Synopsis

Storms and other severe weather events can cause both public health and economic problems for communities and municipalities. Many severe events can result in fatalities, injuries, and property damage, and preventing such outcomes to the extent possible is a key concern.

This project involves exploring the U.S. National Oceanic and Atmospheric Administration’s (NOAA) storm database. This database tracks characteristics of major storms and weather events in the United States, including when and where they occur, as well as estimates of any fatalities, injuries, and property damage.

The events in the database start in the year 1950 and end in November 2011. In the earlier years of the database there are generally fewer events recorded, most likely due to a lack of good records. More recent years should be considered more complete.

For this project we are looking into 2 questions. Across the United States, which types of events are most harmful with respect to population health, and across the United States, which types of events have the greatest economic consequences?

Data Processing

To load in the data, we used the download.file and read.csv functions

weburl <- 'https://d396qusza40orc.cloudfront.net/repdata%2Fdata%2FStormData.csv.bz2'
if (!file.exists("2FStormData.csv.bz2p")) {
  download.file(weburl, destfile = "stormdata.csv", method = "curl")
}
storm_data <- read.csv("stormdata.csv")

Now let’s get our packages loaded in correctly

library(dplyr)
## 
## Attaching package: 'dplyr'
## The following objects are masked from 'package:stats':
## 
##     filter, lag
## The following objects are masked from 'package:base':
## 
##     intersect, setdiff, setequal, union
library(ggplot2)
library(ggrepel)

Results

Now that we have the data loaded in, and our packages in order, we can start doing our actual analysis.

Question 1: Across the United States, which types of events (as indicated in the EVTYPE variable) are most harmful with respect to population health?

When looking at health, the “Fatalities” and “Injuries” variables are what we will be looking at. Let’s look at those variables, and group them by Event Type. To simplify things, we will create new columns mean_fatalities and mean_injuries where we find the mean number for each type of event.

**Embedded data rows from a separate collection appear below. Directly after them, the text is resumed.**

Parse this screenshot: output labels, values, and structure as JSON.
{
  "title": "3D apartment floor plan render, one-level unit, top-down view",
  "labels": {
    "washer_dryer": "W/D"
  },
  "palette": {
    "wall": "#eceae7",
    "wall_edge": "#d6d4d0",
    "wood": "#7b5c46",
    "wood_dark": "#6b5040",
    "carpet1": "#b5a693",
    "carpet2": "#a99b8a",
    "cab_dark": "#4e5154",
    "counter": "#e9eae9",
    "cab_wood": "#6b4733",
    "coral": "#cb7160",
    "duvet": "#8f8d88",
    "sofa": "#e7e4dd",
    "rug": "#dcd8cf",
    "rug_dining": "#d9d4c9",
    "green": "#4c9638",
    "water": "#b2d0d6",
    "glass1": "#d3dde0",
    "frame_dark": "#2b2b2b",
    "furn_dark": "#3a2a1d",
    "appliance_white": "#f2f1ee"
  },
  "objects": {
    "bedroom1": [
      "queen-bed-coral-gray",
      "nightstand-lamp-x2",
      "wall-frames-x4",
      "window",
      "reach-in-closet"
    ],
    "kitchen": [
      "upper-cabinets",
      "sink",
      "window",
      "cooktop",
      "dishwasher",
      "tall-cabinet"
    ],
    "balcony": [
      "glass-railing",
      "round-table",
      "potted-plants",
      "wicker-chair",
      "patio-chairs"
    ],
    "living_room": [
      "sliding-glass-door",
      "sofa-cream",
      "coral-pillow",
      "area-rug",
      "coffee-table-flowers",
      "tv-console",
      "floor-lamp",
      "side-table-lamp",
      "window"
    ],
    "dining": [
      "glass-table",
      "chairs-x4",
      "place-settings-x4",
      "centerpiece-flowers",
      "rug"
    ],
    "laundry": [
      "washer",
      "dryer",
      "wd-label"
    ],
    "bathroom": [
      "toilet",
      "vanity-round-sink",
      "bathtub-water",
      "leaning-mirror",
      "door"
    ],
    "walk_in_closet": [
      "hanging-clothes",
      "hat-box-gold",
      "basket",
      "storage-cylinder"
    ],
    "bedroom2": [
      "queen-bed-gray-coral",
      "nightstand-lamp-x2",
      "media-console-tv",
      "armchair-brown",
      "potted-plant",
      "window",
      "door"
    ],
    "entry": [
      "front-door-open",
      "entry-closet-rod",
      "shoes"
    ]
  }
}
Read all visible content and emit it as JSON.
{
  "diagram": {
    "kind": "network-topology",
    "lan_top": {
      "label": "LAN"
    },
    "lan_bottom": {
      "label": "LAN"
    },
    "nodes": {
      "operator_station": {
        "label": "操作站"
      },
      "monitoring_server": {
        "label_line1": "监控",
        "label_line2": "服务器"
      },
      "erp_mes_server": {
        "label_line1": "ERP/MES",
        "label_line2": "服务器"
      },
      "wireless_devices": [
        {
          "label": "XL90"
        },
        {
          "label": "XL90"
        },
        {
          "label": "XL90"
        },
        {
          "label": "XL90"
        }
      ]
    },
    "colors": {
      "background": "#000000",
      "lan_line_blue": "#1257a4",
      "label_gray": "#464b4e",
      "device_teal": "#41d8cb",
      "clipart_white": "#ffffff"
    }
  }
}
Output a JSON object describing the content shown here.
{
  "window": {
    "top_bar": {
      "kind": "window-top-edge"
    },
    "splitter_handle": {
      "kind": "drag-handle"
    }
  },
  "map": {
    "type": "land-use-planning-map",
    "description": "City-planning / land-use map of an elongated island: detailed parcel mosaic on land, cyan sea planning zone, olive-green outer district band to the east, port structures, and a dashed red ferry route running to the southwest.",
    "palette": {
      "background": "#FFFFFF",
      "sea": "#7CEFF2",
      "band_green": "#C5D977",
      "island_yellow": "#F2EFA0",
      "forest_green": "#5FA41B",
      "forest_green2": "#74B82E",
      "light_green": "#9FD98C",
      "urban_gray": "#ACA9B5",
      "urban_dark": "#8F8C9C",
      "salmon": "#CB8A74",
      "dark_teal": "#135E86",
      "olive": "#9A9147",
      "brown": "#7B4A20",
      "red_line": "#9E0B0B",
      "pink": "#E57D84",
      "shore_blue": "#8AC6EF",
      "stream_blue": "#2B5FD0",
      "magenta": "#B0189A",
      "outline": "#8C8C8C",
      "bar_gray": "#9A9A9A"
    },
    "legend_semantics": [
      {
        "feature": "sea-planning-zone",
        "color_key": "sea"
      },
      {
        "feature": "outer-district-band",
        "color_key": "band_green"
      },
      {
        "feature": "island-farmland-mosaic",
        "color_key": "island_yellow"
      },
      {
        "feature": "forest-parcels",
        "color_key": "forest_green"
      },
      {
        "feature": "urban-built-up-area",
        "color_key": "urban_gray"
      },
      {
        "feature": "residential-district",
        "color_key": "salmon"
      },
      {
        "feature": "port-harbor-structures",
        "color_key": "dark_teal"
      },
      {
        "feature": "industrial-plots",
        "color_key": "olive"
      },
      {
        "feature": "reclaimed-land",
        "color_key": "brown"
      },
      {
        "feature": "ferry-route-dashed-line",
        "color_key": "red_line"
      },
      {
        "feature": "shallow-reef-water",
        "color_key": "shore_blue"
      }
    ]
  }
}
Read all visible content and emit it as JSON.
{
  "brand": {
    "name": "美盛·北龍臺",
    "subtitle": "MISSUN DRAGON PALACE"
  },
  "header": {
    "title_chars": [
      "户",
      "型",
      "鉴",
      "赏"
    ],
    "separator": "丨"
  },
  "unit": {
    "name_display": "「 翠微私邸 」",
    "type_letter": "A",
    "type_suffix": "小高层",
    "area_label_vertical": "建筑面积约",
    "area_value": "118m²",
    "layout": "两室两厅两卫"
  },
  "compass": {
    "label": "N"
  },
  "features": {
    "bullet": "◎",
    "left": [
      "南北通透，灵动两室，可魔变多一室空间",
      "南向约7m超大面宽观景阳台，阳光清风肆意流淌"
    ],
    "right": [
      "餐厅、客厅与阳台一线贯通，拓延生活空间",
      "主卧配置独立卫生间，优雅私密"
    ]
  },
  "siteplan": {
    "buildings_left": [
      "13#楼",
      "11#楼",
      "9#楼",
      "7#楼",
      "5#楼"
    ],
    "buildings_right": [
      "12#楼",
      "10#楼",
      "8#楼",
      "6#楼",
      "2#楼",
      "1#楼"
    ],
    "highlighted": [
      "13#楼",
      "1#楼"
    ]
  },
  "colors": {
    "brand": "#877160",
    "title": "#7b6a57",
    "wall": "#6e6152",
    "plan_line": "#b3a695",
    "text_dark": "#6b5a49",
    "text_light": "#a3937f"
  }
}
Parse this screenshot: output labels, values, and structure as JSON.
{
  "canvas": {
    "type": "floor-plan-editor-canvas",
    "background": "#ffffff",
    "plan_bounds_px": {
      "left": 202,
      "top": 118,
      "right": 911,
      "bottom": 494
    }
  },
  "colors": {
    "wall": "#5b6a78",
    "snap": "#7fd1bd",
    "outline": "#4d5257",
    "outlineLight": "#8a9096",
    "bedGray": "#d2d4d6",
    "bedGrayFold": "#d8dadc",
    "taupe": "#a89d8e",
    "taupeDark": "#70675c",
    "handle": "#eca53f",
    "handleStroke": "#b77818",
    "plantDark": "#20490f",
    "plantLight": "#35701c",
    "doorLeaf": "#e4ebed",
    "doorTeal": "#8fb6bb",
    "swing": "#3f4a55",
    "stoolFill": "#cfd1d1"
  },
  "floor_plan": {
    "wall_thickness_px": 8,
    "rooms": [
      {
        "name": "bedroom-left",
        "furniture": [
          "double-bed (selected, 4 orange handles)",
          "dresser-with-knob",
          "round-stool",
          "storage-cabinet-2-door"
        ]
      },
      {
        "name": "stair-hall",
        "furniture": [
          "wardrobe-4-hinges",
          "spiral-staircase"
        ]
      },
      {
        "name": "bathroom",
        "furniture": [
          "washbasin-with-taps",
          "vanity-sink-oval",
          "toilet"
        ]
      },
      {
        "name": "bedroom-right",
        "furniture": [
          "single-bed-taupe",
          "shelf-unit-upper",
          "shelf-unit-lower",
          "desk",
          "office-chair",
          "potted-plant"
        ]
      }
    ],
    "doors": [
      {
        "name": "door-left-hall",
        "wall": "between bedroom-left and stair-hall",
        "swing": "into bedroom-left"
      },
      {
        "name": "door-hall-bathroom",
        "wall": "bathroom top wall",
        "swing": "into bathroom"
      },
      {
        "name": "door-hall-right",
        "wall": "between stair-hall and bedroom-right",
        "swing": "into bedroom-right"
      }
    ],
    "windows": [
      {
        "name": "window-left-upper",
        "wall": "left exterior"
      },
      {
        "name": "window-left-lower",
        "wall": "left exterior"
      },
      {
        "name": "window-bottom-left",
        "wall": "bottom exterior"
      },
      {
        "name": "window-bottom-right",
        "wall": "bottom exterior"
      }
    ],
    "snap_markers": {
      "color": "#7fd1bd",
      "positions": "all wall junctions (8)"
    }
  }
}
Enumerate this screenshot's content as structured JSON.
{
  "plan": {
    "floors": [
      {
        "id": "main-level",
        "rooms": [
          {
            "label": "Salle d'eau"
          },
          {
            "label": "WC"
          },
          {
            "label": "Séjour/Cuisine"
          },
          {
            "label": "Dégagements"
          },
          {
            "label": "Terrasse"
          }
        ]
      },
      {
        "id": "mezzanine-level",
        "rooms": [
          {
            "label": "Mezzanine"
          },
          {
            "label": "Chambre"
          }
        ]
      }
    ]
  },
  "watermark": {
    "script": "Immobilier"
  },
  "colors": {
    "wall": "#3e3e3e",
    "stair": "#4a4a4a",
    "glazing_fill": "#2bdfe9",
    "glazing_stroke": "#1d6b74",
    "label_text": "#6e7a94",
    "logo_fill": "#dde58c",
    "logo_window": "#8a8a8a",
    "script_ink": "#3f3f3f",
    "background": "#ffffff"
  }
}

storm_type <- select(storm_data, FATALITIES, INJURIES, EVTYPE) %>% 
  group_by(EVTYPE) %>% 
  summarize(mean_fatalities = mean(FATALITIES, na.rm = TRUE), mean_injuries = mean(INJURIES, na.rm = TRUE))

Now, let’s look at the data frame we created.

str(storm_type)
## Classes 'tbl_df', 'tbl' and 'data.frame':    985 obs. of  3 variables:
##  $ EVTYPE         : Factor w/ 985 levels "   HIGH SURF ADVISORY",..: 1 2 3 4 5 6 7 8 9 10 ...
##  $ mean_fatalities: num  0 0 0 0 0 0 0 0 0 0 ...
##  $ mean_injuries  : num  0 0 0 0 0 0 0 0 0 0 ...

Looks like there is going to be a lot of 0s. Because of this, we will filter our data to only include mean fatalities that are greater than 0 and mean injuries > 2.5.

storm_filt_both <- filter(storm_type, mean_fatalities > 0 & mean_injuries > 2.5)
nrow(storm_filt_both)
## [1] 16

Now, we can plot the data.

health <- ggplot(storm_filt_both, aes(mean_fatalities, mean_injuries))
health + geom_point(color = 'red') + geom_label_repel(aes(label = EVTYPE),
    box.padding   = 0.35, point.padding = 0.5, segment.color = 'grey50')

As we can see, these are the 16 types of Storm events that impact health the most. Wild Fire and Tropical Storm Gordon are stand out as very destructive.

Now, we move to Question 2: Across the United States, which types of events have the greatest economic consequences?

We will once again use event type, but this time we will look at Property Damage.

storm_damage <- select(storm_data, EVTYPE, PROPDMG) %>% 
  group_by(EVTYPE) %>% 
  summarize(mean_damage = mean(PROPDMG, na.rm = TRUE))

Now we have a data frame with the mean damage for each event type. Let’s filter out smaller values

storm_damage_filt <- filter(storm_damage, mean_damage > 200)
nrow(storm_damage_filt)
## [1] 30

Now, we make our plot

damage <- ggplot(storm_damage_filt, aes(EVTYPE, mean_damage))
damage + geom_bar(stat = 'identity', color = 'green') + coord_flip()

As we can see, there are a bunch of event types that yield a lot of damage, with Coastal Erosion being an outlier. A lot of the named Tropical Storms and Hurricanes are on the list, which makes sense.